Tell me I did not drive one hour for whiskey dick.
Just got caught pissing on a plant in her room while she was in the shower first word out of my mouth were my bad
How did you make it to work sans hangover?
4 words: Clif Bar soaked in tequila. Just like albert pujols
Dude i swear to christ if he sends me one more pic of a "magnificent dump" im changing my number
We met a guy named Raymond. You called him ramen all might and told him you would eat him up, "like sex, on a budget."
It's 3:30pm, I've been out of bed for an hour and spent most of that barfing. We're switching to beer next debate.
She's comparing the feel of breasts to shredded cabbage. Weirdest. Grandmother. Ever.

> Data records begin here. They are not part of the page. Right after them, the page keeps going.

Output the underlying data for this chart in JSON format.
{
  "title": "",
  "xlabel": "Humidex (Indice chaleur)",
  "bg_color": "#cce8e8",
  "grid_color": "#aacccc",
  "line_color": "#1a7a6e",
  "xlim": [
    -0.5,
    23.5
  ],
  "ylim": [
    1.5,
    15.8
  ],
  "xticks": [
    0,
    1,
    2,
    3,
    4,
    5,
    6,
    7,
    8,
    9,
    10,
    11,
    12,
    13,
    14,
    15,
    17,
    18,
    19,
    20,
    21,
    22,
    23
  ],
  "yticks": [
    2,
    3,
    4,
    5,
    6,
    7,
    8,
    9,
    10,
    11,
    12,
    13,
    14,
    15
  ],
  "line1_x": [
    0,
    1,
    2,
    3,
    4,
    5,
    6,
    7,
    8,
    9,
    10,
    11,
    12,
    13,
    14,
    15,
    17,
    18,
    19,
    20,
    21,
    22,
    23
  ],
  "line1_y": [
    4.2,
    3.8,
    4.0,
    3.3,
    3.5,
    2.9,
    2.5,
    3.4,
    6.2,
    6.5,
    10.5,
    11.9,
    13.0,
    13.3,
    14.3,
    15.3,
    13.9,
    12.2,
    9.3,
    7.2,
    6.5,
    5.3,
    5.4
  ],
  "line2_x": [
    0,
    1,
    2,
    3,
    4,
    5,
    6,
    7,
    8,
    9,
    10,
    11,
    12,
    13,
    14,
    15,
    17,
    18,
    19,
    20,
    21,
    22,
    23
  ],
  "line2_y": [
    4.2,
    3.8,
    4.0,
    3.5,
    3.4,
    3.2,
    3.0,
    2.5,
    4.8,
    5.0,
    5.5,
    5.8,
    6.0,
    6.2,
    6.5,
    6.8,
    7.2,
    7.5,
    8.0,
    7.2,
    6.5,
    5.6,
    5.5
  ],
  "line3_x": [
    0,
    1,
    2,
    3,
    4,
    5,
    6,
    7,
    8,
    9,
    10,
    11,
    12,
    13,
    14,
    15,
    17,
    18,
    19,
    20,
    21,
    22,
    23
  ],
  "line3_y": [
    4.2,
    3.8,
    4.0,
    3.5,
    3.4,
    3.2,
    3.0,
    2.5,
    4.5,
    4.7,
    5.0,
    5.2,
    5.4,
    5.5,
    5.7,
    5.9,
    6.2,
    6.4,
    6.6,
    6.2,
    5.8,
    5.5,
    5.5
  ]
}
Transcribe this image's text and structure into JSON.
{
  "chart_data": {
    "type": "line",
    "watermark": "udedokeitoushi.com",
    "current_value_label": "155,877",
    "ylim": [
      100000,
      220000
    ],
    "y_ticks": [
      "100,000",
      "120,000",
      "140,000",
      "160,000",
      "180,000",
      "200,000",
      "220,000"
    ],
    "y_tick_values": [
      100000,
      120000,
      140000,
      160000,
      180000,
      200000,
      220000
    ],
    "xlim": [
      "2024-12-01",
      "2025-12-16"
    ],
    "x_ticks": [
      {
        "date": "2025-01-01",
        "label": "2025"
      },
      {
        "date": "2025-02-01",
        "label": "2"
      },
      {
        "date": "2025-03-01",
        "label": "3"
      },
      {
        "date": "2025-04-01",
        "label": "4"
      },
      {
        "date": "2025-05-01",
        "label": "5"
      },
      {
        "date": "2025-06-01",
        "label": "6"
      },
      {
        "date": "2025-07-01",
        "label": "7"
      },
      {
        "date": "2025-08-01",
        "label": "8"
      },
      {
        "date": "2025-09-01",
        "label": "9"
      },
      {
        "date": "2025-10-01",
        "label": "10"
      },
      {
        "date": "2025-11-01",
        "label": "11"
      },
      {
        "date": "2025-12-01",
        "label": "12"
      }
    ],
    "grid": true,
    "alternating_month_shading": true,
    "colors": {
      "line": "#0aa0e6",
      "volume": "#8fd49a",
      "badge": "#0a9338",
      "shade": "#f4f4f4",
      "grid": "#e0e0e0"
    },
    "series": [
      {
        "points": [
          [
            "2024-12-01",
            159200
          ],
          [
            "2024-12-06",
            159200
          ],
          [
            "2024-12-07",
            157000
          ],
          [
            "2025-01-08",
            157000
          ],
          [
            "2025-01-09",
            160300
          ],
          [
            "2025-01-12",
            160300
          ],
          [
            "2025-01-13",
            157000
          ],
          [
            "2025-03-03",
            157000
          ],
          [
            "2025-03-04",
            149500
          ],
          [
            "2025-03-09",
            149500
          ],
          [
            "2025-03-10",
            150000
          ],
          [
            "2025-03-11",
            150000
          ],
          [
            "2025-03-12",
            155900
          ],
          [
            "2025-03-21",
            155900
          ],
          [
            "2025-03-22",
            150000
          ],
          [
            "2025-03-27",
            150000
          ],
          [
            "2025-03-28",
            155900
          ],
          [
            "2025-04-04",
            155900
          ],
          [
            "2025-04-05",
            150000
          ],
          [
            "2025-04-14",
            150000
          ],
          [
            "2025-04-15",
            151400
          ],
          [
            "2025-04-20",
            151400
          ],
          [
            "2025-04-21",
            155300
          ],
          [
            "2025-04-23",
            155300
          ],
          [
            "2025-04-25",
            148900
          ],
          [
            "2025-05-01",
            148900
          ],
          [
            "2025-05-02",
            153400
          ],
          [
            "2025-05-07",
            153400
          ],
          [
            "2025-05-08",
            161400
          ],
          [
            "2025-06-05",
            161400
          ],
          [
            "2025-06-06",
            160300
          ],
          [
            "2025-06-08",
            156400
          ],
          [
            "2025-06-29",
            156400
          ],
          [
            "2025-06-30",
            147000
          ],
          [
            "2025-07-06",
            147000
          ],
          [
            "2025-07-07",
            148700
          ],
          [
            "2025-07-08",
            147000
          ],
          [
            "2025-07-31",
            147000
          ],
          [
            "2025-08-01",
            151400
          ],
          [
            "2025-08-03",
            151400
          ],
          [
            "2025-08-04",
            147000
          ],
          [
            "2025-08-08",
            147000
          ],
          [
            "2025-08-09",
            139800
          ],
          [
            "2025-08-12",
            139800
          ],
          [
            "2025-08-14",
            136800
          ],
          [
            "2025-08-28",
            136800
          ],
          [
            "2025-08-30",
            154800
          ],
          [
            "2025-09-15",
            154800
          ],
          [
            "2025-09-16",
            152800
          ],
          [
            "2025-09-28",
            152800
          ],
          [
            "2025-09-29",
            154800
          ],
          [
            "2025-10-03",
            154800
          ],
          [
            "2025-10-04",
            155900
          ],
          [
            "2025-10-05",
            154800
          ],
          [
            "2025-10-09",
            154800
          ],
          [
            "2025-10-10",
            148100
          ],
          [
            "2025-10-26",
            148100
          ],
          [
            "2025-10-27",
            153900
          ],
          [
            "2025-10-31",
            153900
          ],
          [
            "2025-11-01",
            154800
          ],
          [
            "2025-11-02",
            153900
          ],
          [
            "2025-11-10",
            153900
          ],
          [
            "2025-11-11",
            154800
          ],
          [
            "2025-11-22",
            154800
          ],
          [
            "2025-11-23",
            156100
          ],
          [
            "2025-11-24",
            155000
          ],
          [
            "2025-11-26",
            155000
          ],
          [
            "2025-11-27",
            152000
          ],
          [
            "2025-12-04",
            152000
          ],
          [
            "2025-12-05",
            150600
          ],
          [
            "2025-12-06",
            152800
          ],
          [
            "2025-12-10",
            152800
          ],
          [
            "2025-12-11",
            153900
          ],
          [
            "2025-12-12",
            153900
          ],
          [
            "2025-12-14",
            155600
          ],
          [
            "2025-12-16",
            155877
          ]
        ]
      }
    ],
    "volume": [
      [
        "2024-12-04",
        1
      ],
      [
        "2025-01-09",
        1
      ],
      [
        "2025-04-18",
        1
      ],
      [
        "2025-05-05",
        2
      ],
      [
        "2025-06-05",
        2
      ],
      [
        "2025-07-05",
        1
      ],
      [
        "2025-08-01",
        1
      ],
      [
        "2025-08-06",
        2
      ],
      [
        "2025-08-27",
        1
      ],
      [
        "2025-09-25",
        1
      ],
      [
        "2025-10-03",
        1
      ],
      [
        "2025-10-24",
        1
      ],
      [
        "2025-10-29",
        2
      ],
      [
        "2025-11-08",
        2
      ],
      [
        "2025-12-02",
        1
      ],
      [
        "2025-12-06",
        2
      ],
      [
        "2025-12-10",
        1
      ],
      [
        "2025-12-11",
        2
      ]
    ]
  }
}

I wonder if a fish could survive in vodka
I could
He got weirdly turned on by the video of my cat licking nacho cheese off my finger.
oh the usual. high as balls and crying about the hunger games.
In 2014 only three boys have seen my boobs so far
I found my limit. I will not, in fact, blow my 78 year old professor for an A in his class.
I want to get a list going called "D list celebs I've kissed"
Screaming "dámelo" at the bottle of scotch was definitely my best and worst moment of Cinco de Mayo 2015.
He's a snuggler. Every time I attempt to make a move to find my bra he reigns me in. Needless to say i could be here a while.